[Huit conférences données à Saint-Charles de Nîmes, décembre 1868]

Informations générales
  • TD45.221
  • [Huit conférences données à Saint-Charles de Nîmes, décembre 1868]
  • II - La DEMOCRATIE.
  • Orig.ms. CR 152; T.D. 45, pp. 221-222.
Informations détaillées
  • 1 DEMOCRATIE
    2 PAUL, SAINT
    3 ETATS-UNIS
    3 GENEVE
  • Hommes de Nîmes
  • 9-19 décembre 1868
  • Nîmes
La lettre

Pour examiner avec fruit les devoirs qui nous sont imposés, il importe d’étudier la situation de la société présente. Je n’ai pas à parler de sa forme ce serait entrer sur le terrain politique, d’où je veux, ce soir du moins, me tenir éloigné.

Mais je veux étudier le fond même de la société. Or s’il est un fait qui frappe les yeux, c’est que nous avançons tous les jours vers une démocratie plus complète. Est-ce un bien? Est-ce un mal? c’est ce que je veux examiner au point de vue catholique. Or la question est complexe.
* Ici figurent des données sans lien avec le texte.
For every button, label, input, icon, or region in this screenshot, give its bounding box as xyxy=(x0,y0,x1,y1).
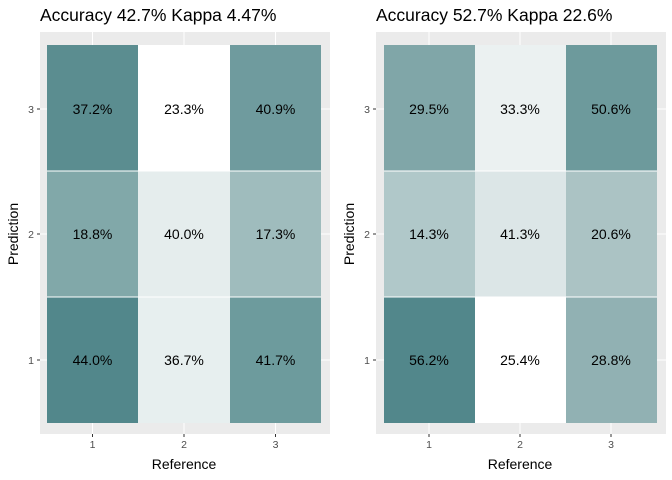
tile-ref2-pred3 xyxy=(138,45,230,171)
tile-ref3-pred2 xyxy=(230,171,321,297)
cell-label-ref2-pred2: 41.3% xyxy=(500,226,540,242)
x-axis-title: Reference xyxy=(152,456,217,472)
tile-ref2-pred1 xyxy=(475,297,566,423)
y-axis: 1 2 3 Prediction xyxy=(341,104,376,367)
cell-label-ref3-pred3: 40.9% xyxy=(256,101,296,117)
cell-label-ref2-pred1: 36.7% xyxy=(164,352,204,368)
cell-label-ref1-pred2: 14.3% xyxy=(409,226,449,242)
cell-label-ref1-pred3: 29.5% xyxy=(409,101,449,117)
x-tick-label-1: 1 xyxy=(90,439,96,451)
cell-labels: 56.2% 25.4% 28.8% 14.3% 41.3% 20.6% 29.5… xyxy=(409,101,631,368)
chart-title: Accuracy 52.7% Kappa 22.6% xyxy=(376,5,612,25)
x-tick-label-3: 3 xyxy=(608,439,614,451)
chart-title: Accuracy 42.7% Kappa 4.47% xyxy=(40,5,276,25)
tile-ref3-pred2 xyxy=(566,171,657,297)
tile-ref1-pred3 xyxy=(47,45,138,171)
y-tick-label-1: 1 xyxy=(28,355,34,367)
cell-label-ref3-pred2: 17.3% xyxy=(256,226,296,242)
cell-label-ref2-pred1: 25.4% xyxy=(500,352,540,368)
x-tick-label-2: 2 xyxy=(517,439,523,451)
cell-label-ref3-pred1: 28.8% xyxy=(591,352,631,368)
cell-label-ref2-pred2: 40.0% xyxy=(164,226,204,242)
y-axis-title: Prediction xyxy=(341,203,357,265)
cell-label-ref1-pred1: 56.2% xyxy=(409,352,449,368)
cell-label-ref3-pred2: 20.6% xyxy=(591,226,631,242)
y-tick-label-2: 2 xyxy=(28,229,34,241)
cell-label-ref2-pred3: 33.3% xyxy=(500,101,540,117)
x-tick-label-1: 1 xyxy=(426,439,432,451)
y-tick-label-2: 2 xyxy=(364,229,370,241)
y-tick-label-3: 3 xyxy=(28,104,34,116)
tile-ref2-pred2 xyxy=(138,171,230,297)
tile-ref2-pred3 xyxy=(475,45,566,171)
tile-ref1-pred1 xyxy=(47,297,138,423)
tile-ref1-pred3 xyxy=(384,45,475,171)
tile-ref3-pred1 xyxy=(230,297,321,423)
y-axis: 1 2 3 Prediction xyxy=(5,104,40,367)
chart-panel-1: Accuracy 42.7% Kappa 4.47% 44.0% 36.7% xyxy=(5,5,330,472)
y-tick-label-3: 3 xyxy=(364,104,370,116)
y-tick-label-1: 1 xyxy=(364,355,370,367)
x-axis: 1 2 3 Reference xyxy=(426,434,614,472)
heatmap-tiles xyxy=(384,45,657,423)
heatmap-tiles xyxy=(47,45,321,423)
cell-label-ref2-pred3: 23.3% xyxy=(164,101,204,117)
cell-label-ref1-pred3: 37.2% xyxy=(73,101,113,117)
tile-ref1-pred2 xyxy=(47,171,138,297)
tile-ref3-pred1 xyxy=(566,297,657,423)
cell-label-ref3-pred3: 50.6% xyxy=(591,101,631,117)
cell-label-ref1-pred2: 18.8% xyxy=(73,226,113,242)
tile-ref3-pred3 xyxy=(230,45,321,171)
x-axis: 1 2 3 Reference xyxy=(90,434,279,472)
x-tick-label-2: 2 xyxy=(181,439,187,451)
tile-ref2-pred1 xyxy=(138,297,230,423)
x-tick-label-3: 3 xyxy=(273,439,279,451)
cell-label-ref3-pred1: 41.7% xyxy=(256,352,296,368)
cell-labels: 44.0% 36.7% 41.7% 18.8% 40.0% 17.3% 37.2… xyxy=(73,101,296,368)
y-axis-title: Prediction xyxy=(5,203,21,265)
tile-ref1-pred2 xyxy=(384,171,475,297)
cell-label-ref1-pred1: 44.0% xyxy=(73,352,113,368)
tile-ref2-pred2 xyxy=(475,171,566,297)
x-axis-title: Reference xyxy=(488,456,553,472)
tile-ref3-pred3 xyxy=(566,45,657,171)
tile-ref1-pred1 xyxy=(384,297,475,423)
chart-panel-2: Accuracy 52.7% Kappa 22.6% 56.2% 25.4% xyxy=(341,5,666,472)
Il y a une fausse, une détestable démocratie, que nous ne saurions trop anathématiser. Nous en parlerons demain. Il y a une autre démocratie, je dis qu’elle est parfaitement acceptable. C’est celle dont je veux parler ce soir.
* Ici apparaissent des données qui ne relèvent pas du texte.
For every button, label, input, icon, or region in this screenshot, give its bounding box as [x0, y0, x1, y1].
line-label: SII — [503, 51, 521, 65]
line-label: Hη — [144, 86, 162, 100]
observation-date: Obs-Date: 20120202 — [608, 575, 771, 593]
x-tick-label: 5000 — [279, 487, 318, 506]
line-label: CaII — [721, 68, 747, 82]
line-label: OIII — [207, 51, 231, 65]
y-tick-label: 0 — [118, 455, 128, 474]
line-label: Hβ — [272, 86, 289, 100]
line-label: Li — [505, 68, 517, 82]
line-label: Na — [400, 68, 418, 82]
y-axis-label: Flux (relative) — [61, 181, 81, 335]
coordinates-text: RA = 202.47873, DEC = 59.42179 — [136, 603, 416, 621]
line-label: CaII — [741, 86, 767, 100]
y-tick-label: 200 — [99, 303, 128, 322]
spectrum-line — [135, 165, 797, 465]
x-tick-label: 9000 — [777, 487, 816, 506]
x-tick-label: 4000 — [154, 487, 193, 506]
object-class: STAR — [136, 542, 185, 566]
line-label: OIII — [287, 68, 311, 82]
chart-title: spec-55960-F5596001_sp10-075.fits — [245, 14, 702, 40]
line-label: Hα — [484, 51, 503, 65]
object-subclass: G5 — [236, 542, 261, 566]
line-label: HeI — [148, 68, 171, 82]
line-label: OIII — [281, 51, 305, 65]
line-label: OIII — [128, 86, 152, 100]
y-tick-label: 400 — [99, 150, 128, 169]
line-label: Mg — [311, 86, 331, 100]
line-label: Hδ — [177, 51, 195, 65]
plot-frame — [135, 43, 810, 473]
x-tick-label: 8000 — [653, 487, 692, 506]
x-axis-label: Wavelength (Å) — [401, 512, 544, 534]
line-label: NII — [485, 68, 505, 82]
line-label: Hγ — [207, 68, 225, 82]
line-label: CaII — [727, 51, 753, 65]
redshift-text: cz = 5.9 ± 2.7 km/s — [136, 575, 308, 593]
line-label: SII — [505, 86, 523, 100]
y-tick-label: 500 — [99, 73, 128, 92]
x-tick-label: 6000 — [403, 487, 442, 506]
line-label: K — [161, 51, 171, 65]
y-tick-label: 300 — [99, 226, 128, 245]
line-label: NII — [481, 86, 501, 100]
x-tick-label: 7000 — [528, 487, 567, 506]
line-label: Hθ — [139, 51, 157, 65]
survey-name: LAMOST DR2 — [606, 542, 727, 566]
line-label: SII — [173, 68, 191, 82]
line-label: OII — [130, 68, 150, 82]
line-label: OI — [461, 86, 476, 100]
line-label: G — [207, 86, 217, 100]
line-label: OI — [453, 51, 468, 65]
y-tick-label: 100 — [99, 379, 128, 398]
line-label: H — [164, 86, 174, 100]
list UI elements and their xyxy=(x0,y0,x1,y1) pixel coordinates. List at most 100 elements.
Qu’est-ce que la démocratie? Je réponds que c’est une société où le peuple a la plus grande part possible aux affaires. Cela est-il mauvais en soi? Evidemment non; du moment que vous établissez qu’il y a une monarchie, une aristocratie, il peut se trouver une démocratie.

Il faut l’unité dans la manifestation du pouvoir, il faut de la suite. Mais de même que le caprice est l’inconvénient de l’absolutisme, l’oscillation est l’inconvénient de la démocratie.

Qu’y a-t-il de mauvais dans la démocratie? L’Eglise l’accepte aux Etats-Unis, l’accepte à Genève, et préfère cet état au despotisme. Ceci est connu de tous. Donc la démocratie est acceptée par l’Eglise catholique.

Mais je vais plus loin. Peut-on espérer d’avoir une démocratie chrétienne? Si par démocratie on entend un état où l’Egalité prédomine, je n’en vois pas de plus démocratique que l’Eglise.

Egalité d’origine: Adam et non pas les champignons. – Egalité de crime. – Egalité d’affranchissement. – Egalité d’adoption. – Egalité devant la loi. – Egalité de secours. – Egalité de banquet. – Egalité d’espérance.

Inégalité dans le ciel et pour l’éternité, mais chacun selon ses oeuvres. Reddet unicuique secundum opera ejus. [Matt. 16-27].

L’Eglise est monarchique. Elle n’a qu’un chef. L’Eglise est aristocratique – les évêques. Mais l’Eglise est en même temps démocratique en ce sens qu’il n’y a pas d’hérédité; que tous peuvent parvenir et que parmi les plus grands Papes, elle a compté un grand nombre d’enfants du peuple, de fils des plus simples artisans.

Du reste ce que je dis, S. Paul l’a exprimé avec son énergie inspirée, il y a dix-huit siècles. Quicumque enim in Christo baptizati estis, Christus induistis. Non est Iudaeus, neque Graecus; non est servus, neque liber; non est masculus, neque femina: omnes enim vos unum estis in Christo Jesu. [Galat. 3-27]. Voilà l’Egalité catholique.

Et Jésus-Christ: Pater noster! cette égalité plonge ses racines dans la substance même de Dieu.

Donc il y a une égalité acceptable, bonne, sainte. Donc par ce côté la démocratie peut s’unir parfaitement au christianisme!

Mais quelles sont les conditions de cette démocratie chrétienne?

– 1° Le respect; au lieu du dénigrement, le respect essentiellement catholique.

– 2° L’amour; ce qui m’épouvante, c’est la haine, que j’aperçois dans certaines aspirations démocratiques. – Ce qui m’effraie, c’est qu’on s’unit pour détruire, mais non pour édifier.

– 3° L’obéissance à la loi; et je vois partout la révolte.

– 4° Le sacrifice.

Catholiques, vous n’avez pas fait la démocratie, mais les premiers chrétiens n’avaient pas fait l’invasion des Barbares; pourtant quand leurs flots se furent arrêtés, les Evêques refirent le monde avec la barbarie. Vous n’avez pas précipité la démocratie sur le vieux monde, mais si Dieu ne veut pas perdre la société, croyez-le, c’est vous, catholiques, qui referez la démocratie par le respect, l’obéissance, le sacrifice et l’amour!